Precisely what Google DeepMind wants to collaborate with the help of its AI model GenCastwhich they have presented through a publication in the journal Nature. It is a high-resolution model developed to improve weather prediction, as well as extreme events that the most prominent weather prediction system, the ENS of the ECMWF (European Center for Medium-Range Weather Forecasts), with an advance of up to 15 days .
DeepMind has already confirmed that they are going to release the model code, as well as all its related data and details, so that the research community dedicated to weather prediction can use it in their tasks.
GenCast is an evolution of a deterministic DeepMind prediction model, which offered the best possible estimate of future weather. But GenCast produces a weather forecast that includes a minimum of 50 predictions. Each one of them represents a possible evolution and trajectory of time.
It is a diffusion model, but instead of using the same system as those of its type used in image, video or music generation; It is adapted to the spherical geometry of the Earth, and learns to generate the complex probability distribution of future weather scenarios when given the most recent weather as input.
GenCast Training and Accuracy
For GenCast training, Google DeepMind has used data from four decades of historical weather archivesoriginating from the ECMWF ERA5 archive. Among these data are variables such as temperature, wind speed and pressure at various altitudes. The model learned global weather patterns, with a resolution of 0.25º, directly from this processed data.
When rigorously evaluating GenCast’s performance, the researchers who developed it trained it with historical weather data up to 2018, and tested it with data from 2019. GenCast managed to make a more accurate weather prediction than ENS of ECMWF, the main pension system. This system is the basis for many countries and regions to make weather decisions around the world on a daily basis.
To test both systems, the researchers reviewed predictions of different variables at different key moments. In total, they worked with 1,320 combinations. GenCast turned out to be more accurate than ENS in 97.2% of cases, and in 99.8% for predictions over 36 hours.

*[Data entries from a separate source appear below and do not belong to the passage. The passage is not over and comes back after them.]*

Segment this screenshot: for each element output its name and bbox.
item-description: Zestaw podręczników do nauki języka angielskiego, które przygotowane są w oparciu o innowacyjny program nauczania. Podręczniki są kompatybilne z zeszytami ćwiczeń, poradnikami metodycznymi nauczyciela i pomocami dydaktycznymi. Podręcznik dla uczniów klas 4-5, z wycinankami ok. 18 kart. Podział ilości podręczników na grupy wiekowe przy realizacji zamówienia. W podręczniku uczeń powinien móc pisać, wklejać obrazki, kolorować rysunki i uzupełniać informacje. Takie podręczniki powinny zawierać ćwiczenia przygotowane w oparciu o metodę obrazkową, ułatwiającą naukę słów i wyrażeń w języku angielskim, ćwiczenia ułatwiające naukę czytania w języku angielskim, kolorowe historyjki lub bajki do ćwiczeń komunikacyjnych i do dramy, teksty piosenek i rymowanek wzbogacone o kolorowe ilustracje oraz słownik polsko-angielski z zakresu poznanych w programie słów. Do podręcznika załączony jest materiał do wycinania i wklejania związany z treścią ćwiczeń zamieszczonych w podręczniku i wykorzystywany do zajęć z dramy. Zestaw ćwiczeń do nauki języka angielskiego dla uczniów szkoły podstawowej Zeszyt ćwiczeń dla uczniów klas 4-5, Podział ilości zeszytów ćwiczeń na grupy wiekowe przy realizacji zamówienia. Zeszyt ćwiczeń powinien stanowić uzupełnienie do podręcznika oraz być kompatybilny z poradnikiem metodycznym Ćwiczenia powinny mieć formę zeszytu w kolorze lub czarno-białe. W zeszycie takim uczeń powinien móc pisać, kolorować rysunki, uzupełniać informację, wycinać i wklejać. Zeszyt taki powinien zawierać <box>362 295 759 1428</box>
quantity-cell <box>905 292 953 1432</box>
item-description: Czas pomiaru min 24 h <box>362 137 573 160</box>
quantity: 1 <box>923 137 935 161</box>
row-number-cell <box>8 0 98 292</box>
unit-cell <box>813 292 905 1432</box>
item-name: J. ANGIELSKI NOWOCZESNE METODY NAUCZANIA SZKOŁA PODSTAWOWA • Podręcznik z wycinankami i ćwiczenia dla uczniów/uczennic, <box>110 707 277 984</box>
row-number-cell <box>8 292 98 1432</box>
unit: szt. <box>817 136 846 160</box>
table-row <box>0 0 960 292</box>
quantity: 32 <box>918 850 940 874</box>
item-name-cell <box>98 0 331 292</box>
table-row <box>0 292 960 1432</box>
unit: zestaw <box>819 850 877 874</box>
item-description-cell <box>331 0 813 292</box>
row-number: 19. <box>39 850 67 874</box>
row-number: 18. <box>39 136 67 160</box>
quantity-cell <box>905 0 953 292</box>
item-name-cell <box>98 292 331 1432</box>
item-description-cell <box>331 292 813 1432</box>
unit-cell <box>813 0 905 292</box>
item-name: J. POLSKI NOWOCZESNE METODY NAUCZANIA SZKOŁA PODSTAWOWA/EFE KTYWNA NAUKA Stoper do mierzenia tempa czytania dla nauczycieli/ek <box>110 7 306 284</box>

The model requires a single TPU v5 from Google Cloud, and in 8 minutes it is capable of generating information and forecasts for the next 15 days. It is also capable of generating all the forecasts of the set, in parallel. To give us an idea of the magnitude of this advance, to obtain physics-based forecasts, such as those produced by the ENS, with a resolution of 0.1º or 0.2º, it is necessary for a supercomputer to work for several hours , employing tens of thousands of processors.
Another field in which GenCast obtained better results than ENS was in the prediction of extreme weather events. Among them, abnormally high or low temperatures, tropical cyclones, typhoons or hurricanes. In the case of these last three phenomena, GenCast made more precise forecasts than the ENS of its trajectory.
GenCast is part of Google’s suite of next-generation AI-based weather models. These include AI-based medium-range deterministic forecasting models from DeepMind, Neural GCM from Google Research and SEEDs, as well as several models that have been developed to predict floods.
These models are beginning to be incorporated into the user experiences of Google’s search engine, as well as its Maps application. They are also improving prediction of precipitation, wildfires, floods and extreme heat. But from DeepMind they want to focus their work as a cooperation between AI and traditional meteorologyand have confirmed that they will continue to work with meteorological agencies in the development of AI-based methods that improve predictions.